According to Prashant Kataria, principal at the law firm Lexygen, the fact that investors can now invest directly into the front end of the business will give them a lot of comfort but whether they will be more interested in investing in a single Indian company, as compared to one with the existing structure, will depend on investors alone.

"The investor's comfort level will increase a hundredfold knowing that they are investing in a company that is complying with all the requirements set by the Cabinet and is following the letter of the law. From the company perspective, they will now be able to openly seek foreign investments from reputed key players and give a lot more comfort to investors making investments into them," he said.

Vishal Mehta of Infibeam, one of the local firms which have not raised foreign capital yet, said a number of clarifications would be required still in the e-commerce context.
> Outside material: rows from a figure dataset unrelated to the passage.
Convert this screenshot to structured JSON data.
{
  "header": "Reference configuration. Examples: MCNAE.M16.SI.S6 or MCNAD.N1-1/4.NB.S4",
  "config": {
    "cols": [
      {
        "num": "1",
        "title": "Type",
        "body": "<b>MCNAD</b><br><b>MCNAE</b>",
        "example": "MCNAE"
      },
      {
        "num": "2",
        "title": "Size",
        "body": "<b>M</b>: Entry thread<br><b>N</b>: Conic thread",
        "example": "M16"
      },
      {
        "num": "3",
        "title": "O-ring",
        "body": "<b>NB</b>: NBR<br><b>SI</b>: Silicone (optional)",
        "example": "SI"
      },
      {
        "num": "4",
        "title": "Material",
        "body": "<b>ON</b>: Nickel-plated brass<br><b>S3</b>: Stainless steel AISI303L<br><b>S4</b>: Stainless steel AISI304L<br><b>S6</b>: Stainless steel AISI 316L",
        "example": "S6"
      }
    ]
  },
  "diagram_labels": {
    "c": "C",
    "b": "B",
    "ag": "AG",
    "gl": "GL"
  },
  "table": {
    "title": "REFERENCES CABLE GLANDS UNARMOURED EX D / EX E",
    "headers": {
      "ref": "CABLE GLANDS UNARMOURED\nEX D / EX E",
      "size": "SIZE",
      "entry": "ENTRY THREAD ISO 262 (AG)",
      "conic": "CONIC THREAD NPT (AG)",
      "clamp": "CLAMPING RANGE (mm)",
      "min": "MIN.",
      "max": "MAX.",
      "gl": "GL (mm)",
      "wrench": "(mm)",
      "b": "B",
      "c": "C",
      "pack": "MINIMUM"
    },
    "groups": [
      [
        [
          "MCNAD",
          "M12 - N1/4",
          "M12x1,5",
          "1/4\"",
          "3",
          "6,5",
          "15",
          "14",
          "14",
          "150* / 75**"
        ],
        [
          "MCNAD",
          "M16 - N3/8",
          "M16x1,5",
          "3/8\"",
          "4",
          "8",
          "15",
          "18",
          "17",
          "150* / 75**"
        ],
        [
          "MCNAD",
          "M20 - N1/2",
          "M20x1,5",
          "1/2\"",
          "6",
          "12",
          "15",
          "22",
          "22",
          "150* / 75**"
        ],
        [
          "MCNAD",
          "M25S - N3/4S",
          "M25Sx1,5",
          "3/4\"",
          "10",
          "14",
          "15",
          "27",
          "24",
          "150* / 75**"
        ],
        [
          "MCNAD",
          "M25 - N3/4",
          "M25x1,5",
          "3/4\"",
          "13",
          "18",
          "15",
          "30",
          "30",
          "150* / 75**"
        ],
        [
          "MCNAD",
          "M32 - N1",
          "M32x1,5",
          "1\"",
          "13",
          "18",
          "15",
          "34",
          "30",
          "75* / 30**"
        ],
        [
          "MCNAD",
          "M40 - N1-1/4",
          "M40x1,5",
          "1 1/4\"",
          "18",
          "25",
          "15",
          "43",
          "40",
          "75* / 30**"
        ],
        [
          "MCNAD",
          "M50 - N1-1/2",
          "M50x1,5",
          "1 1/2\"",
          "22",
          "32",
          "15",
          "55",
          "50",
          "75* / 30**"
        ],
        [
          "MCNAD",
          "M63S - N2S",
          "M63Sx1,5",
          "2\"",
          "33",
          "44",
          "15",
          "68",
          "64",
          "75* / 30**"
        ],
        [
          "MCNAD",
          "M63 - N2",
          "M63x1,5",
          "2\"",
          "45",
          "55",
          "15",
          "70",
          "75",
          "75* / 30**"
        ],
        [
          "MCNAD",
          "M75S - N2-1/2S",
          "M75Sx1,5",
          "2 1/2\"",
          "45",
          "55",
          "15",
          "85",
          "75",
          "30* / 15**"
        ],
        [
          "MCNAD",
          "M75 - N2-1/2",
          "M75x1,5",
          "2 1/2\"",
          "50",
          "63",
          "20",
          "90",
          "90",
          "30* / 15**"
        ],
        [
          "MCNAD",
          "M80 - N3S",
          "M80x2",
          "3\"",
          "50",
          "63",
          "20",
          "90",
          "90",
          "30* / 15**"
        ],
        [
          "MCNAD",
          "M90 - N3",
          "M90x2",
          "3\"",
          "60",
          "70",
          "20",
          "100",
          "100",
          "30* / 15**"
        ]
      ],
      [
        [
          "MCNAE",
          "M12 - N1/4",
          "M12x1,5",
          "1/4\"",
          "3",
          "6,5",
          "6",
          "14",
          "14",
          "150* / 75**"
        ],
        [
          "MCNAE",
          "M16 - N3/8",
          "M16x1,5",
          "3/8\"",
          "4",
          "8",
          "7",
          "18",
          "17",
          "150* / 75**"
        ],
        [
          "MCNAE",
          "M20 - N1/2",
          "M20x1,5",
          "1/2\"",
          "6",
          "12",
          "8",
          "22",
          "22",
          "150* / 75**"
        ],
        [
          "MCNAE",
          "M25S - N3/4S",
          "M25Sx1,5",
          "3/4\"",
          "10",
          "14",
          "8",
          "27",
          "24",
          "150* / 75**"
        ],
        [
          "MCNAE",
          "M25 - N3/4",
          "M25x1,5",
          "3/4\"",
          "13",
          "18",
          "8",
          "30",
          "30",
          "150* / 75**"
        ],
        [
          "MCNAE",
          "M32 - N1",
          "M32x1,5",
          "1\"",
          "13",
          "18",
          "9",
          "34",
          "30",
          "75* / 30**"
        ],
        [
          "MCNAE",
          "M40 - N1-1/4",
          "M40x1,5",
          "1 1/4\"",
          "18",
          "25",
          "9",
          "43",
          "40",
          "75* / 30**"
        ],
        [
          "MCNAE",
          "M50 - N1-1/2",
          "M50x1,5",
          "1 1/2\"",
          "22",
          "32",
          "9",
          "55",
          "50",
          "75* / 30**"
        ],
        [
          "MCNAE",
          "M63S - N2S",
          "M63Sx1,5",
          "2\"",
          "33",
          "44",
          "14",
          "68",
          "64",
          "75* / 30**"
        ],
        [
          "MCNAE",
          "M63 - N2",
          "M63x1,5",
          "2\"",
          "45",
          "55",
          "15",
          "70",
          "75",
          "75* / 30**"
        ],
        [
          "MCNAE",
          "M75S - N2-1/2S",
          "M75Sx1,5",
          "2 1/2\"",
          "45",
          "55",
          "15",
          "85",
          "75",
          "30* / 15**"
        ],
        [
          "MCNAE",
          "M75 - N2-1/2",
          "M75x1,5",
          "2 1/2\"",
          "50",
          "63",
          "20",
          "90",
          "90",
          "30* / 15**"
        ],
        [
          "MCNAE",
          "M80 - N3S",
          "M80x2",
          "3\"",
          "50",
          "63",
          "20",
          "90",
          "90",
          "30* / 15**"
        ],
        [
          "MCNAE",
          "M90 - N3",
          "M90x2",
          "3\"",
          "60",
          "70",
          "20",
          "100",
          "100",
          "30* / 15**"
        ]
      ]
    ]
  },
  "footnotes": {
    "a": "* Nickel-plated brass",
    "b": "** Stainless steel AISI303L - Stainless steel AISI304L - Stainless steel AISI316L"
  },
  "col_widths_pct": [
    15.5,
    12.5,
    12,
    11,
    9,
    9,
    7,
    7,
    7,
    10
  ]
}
"E-commerce has always had a number of workarounds that have ensured that the FDI restrictions did not affect their growth (read fundraising was never a big problem). But moving forward, companies will have to be very careful of the fact whether they are complying with the regulations or not."

Padmaja Ruparel, member of the Indian Angel Network, said that large companies would directly benefit from 51 per cent FDI in multi-brand retail as no startup would require $100 million in funding.

She also added that one impact in the ecosystem would be that with the FDI coming in, the companies would expand (with new services, products and commercial models) and the market would grow, directly leading to a lot of job creation.